HERE = Path(__file__).parent
DATA = HERE / '../data'


async def main():
async with Client('http://localhost:8383', api_token='my-token') as client:
bucket = await client.create_bucket('my-bucket', exist_ok=True)
entry_a = f'sensor-pos-{time_ns()}'
entry_b = f'sensor-pos-copy-{time_ns()}'

with open(DATA / 'raw_ros_point_ros_attachment.json', 'r', encoding='utf-8') as f:
base_attachment = json.load(f)

attachment_a = dict(base_attachment)
attachment_b = dict(base_attachment)
attachment_b['topic'] = '/sensor/pos_copy'

with open(DATA / 'raw_ros_point_records.json', 'r', encoding='utf-8') as f:
records = json.load(f)

await bucket.write_attachments(entry_a, {'$ros': attachment_a})
await bucket.write_attachments(entry_b, {'$ros': attachment_b})

for sample in records[:2]:
payload = (DATA / sample['file']).read_bytes()
await bucket.write(
entry_a,
payload,
content_length=len(payload),
timestamp=sample['timestamp'],
labels=sample['labels'],
content_type='application/ros1',
)

sample = records[2]
payload = (DATA / sample['file']).read_bytes()
await bucket.write(
entry_b,
payload,
content_length=len(payload),
timestamp=sample['timestamp'],
labels=sample['labels'],
content_type='application/ros1',
)

condition = {
'#ext': {
'ros': {
'export': {
'format': 'mcap',
'duration': '1m',
},
},
}
}

async for record in bucket.query('*', start=records[0]['timestamp'], when=condition):
print(f'Record entry: {record.entry}')
print(f'Record timestamp: {record.timestamp}')

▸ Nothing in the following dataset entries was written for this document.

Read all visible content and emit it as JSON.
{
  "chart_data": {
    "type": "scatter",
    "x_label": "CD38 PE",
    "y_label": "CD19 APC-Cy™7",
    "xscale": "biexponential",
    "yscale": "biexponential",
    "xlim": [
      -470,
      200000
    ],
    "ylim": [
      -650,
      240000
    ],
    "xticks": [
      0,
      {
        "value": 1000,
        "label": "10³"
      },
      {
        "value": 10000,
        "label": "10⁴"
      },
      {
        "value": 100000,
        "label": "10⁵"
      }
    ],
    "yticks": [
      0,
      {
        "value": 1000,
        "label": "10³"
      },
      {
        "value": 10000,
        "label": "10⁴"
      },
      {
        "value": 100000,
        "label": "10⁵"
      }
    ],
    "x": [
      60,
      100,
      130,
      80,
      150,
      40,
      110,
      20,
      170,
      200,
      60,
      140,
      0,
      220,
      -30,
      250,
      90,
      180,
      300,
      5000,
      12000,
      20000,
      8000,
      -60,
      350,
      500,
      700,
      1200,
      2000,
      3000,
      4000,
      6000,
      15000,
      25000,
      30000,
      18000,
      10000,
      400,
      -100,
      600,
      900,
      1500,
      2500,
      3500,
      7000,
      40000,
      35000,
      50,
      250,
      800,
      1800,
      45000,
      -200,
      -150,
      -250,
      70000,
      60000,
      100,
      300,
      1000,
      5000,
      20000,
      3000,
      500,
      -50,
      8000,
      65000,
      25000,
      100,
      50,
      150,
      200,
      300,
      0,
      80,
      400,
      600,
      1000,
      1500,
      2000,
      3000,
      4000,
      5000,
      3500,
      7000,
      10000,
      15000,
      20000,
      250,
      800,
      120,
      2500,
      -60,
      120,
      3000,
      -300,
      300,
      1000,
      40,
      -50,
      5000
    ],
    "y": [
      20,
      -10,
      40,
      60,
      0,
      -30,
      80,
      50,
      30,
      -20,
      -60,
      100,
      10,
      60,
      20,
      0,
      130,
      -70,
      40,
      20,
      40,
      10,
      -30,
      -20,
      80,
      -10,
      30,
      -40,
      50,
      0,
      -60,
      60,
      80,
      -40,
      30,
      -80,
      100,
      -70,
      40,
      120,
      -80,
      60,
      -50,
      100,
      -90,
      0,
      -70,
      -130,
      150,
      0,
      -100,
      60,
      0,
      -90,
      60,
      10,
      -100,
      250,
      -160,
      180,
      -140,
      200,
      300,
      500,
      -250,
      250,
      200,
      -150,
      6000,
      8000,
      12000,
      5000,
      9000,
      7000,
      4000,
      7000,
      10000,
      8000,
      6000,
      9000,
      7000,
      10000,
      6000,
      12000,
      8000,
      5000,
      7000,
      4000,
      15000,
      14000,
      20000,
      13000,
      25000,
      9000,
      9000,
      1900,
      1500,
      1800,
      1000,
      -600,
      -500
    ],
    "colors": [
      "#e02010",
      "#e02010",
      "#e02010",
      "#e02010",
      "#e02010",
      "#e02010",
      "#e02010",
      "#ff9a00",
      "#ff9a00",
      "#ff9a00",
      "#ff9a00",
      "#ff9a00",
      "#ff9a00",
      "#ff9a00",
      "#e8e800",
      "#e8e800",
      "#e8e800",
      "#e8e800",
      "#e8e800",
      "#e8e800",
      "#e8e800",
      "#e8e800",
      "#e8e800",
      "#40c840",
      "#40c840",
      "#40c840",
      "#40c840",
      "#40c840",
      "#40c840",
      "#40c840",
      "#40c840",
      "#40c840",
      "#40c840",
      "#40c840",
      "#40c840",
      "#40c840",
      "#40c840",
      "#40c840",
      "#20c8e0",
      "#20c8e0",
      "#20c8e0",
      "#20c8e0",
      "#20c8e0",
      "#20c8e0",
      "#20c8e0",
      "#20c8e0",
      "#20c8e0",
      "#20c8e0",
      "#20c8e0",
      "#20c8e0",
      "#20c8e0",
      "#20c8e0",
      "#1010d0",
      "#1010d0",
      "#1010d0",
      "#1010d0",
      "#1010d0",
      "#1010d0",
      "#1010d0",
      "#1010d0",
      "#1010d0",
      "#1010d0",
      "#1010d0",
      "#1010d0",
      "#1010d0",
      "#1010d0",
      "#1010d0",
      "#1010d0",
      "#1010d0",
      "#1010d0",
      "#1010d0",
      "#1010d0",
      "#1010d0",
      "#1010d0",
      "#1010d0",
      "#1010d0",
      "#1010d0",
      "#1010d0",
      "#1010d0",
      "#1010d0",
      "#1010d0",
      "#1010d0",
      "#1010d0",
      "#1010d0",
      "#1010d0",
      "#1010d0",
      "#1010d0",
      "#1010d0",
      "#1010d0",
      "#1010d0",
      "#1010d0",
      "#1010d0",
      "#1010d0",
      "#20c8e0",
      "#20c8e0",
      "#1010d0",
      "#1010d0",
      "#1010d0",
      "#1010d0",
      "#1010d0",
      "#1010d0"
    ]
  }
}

data = await record.read_all()
print(f'Episode file size: {len(data)} bytes')


if __name__ == '__main__':
import asyncio

asyncio.run(main())

Explanation

  • The example writes raw ROS 1 point messages into two ReductStore entries.
  • Each entry gets its own $ros attachment with the topic and schema metadata.
  • export.format = mcap tells ReductROS to emit MCAP instead of JSON.
  • Because the query targets *, both entries are aggregated into the same exported MCAP episode.
  • duration = 1m enables splitting if the exported stream grows beyond one minute of source data.